ROC curve was done to evaluate the diagnostic value of lncRNA NEAT as a predictor for discrimination between psoriasis patients and controls; At cut-off points of 1.28 at which the AUC was 0.931, the sensitivity was 82% and the specificity was 90%, NEAT could be considered a good diagnostic biomarker for psoriasis.

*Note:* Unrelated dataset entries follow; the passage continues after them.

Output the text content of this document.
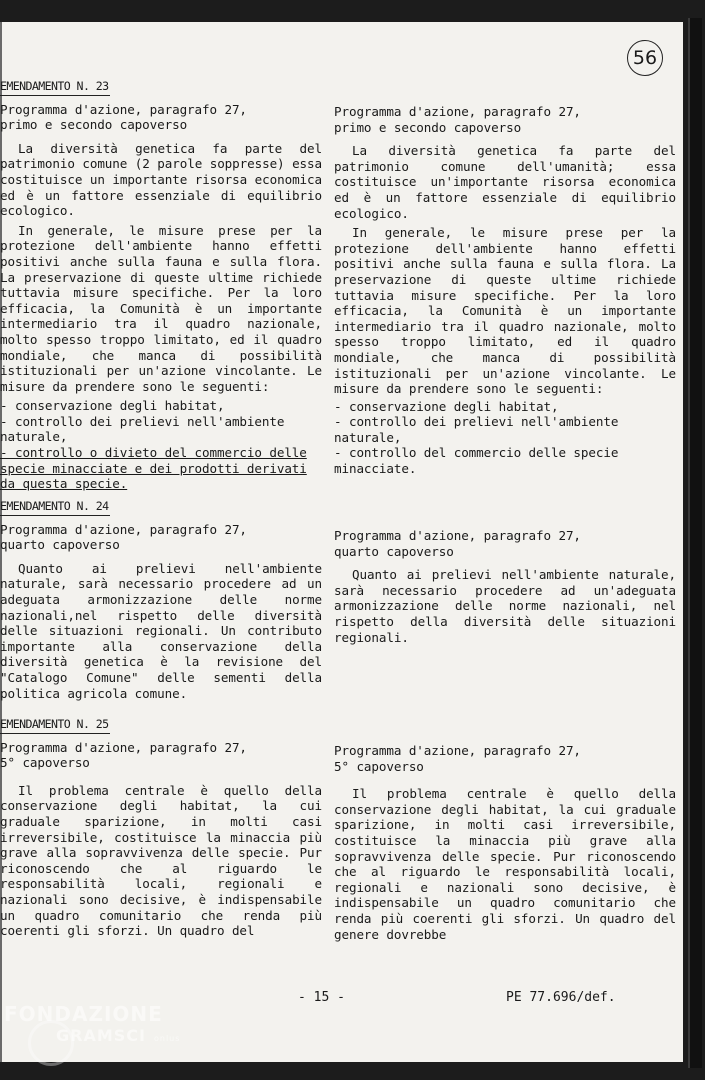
56
EMENDAMENTO N. 23
Programma d'azione, paragrafo 27,
primo e secondo capoverso
La diversità genetica fa parte del patrimonio comune (2 parole soppresse) essa costituisce un importante risorsa economica ed è un fattore essenziale di equilibrio ecologico.
In generale, le misure prese per la protezione dell'ambiente hanno effetti positivi anche sulla fauna e sulla flora. La preservazione di queste ultime richiede tuttavia misure specifiche. Per la loro efficacia, la Comunità è un importante intermediario tra il quadro nazionale, molto spesso troppo limitato, ed il quadro mondiale, che manca di possibilità istituzionali per un'azione vincolante. Le misure da prendere sono le seguenti:
- conservazione degli habitat,
- controllo dei prelievi nell'ambiente naturale,
- controllo o divieto del commercio delle specie minacciate e dei prodotti derivati da questa specie.
Programma d'azione, paragrafo 27,
primo e secondo capoverso
La diversità genetica fa parte del patrimonio comune dell'umanità; essa costituisce un'importante risorsa economica ed è un fattore essenziale di equilibrio ecologico.
In generale, le misure prese per la protezione dell'ambiente hanno effetti positivi anche sulla fauna e sulla flora. La preservazione di queste ultime richiede tuttavia misure specifiche. Per la loro efficacia, la Comunità è un importante intermediario tra il quadro nazionale, molto spesso troppo limitato, ed il quadro mondiale, che manca di possibilità istituzionali per un'azione vincolante. Le misure da prendere sono le seguenti:
- conservazione degli habitat,
- controllo dei prelievi nell'ambiente naturale,
- controllo del commercio delle specie minacciate.
EMENDAMENTO N. 24
Programma d'azione, paragrafo 27,
quarto capoverso
Quanto ai prelievi nell'ambiente naturale, sarà necessario procedere ad un adeguata armonizzazione delle norme nazionali,nel rispetto delle diversità delle situazioni regionali. Un contributo importante alla conservazione della diversità genetica è la revisione del "Catalogo Comune" delle sementi della politica agricola comune.
Programma d'azione, paragrafo 27,
quarto capoverso
Quanto ai prelievi nell'ambiente naturale, sarà necessario procedere ad un'adeguata armonizzazione delle norme nazionali, nel rispetto della diversità delle situazioni regionali.
EMENDAMENTO N. 25
Programma d'azione, paragrafo 27,
5° capoverso
Il problema centrale è quello della conservazione degli habitat, la cui graduale sparizione, in molti casi irreversibile, costituisce la minaccia più grave alla sopravvivenza delle specie. Pur riconoscendo che al riguardo le responsabilità locali, regionali e nazionali sono decisive, è indispensabile un quadro comunitario che renda più coerenti gli sforzi. Un quadro del
Programma d'azione, paragrafo 27,
5° capoverso
Il problema centrale è quello della conservazione degli habitat, la cui graduale sparizione, in molti casi irreversibile, costituisce la minaccia più grave alla sopravvivenza delle specie. Pur riconoscendo che al riguardo le responsabilità locali, regionali e nazionali sono decisive, è indispensabile un quadro comunitario che renda più coerenti gli sforzi. Un quadro del genere dovrebbe
- 15 -	PE 77.696/def.
FONDAZIONE
GRAMSCI onlus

Apoptosis is a programmed cell death. dysregulated apoptosis can lead neoplastic or autoimmune diseases such as psoriasis. Caspase-3 is a marker of apoptosis [27]. we found significant increase in caspase 3 level in psoriasis patients compared to controls, this is in accordance with a study revealed that over expression of caspase-3 in the psoriatic lesion has a potential role in psoriasis pathogenesis and the positive correlation between the caspase-3 expression and poor prognostic of psoriasis lesion [28]. However contrary reports revealed that physiological apoptosis is crucial in normal epidermis development; and the induction of apoptosis is involved in the regression of psoriatic hyperplasia after PUVA therapy; moreover, decrease of physiological apoptosis in the psoriatic lesion could lead to psoriatic hyperplasia [29], this is also augmented by another report stated that apoptosis regulates keratinocyte proliferation. Dysfunctional apoptosis has a key role in hyper proliferation with incomplete differentiation of epidermal keratinocytes; further more psoriatic keratinocytes have the ability to resist apoptosis, which is a key regulator in development of psoriasis [30].

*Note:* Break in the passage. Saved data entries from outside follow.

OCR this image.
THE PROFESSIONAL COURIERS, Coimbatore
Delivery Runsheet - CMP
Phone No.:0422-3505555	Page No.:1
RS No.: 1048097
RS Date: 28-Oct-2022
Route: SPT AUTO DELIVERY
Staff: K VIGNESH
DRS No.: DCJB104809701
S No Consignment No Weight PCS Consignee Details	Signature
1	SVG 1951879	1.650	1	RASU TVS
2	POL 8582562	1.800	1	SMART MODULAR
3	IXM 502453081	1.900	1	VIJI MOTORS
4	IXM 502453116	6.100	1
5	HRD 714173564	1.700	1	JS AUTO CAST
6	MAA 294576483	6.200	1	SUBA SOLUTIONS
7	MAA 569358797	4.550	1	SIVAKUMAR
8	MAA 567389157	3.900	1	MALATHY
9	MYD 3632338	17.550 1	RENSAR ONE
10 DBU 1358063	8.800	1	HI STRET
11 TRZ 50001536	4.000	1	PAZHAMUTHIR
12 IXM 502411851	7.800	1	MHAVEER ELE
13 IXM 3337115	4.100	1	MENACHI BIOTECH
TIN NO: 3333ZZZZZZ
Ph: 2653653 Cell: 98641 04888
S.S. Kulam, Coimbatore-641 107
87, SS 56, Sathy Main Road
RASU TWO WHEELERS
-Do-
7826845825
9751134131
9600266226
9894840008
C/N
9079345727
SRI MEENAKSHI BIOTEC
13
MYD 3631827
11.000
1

Thus, we can conclude that dyslipidemia is more prevalent in psoriasis patients. Dyslipidemia seems to act as initiator signals in development of psoriasis through secretion of inflammatory cytokines and increase the oxidative stress. Cytokines and ROS stimulate two pathways; the first one is modulation of immune cells and stimulation of keratinocyte proliferation and development of psoriatic lesion; the second pathway is the release of NEAT from paraspeckles to counter act the inflammation and activate apoptosis through induction of caspase-3. Thus, the increased expression of NEAT and caspase-3 levels seemed to be a protective and counteracting epigenetic regulator in psoriasis.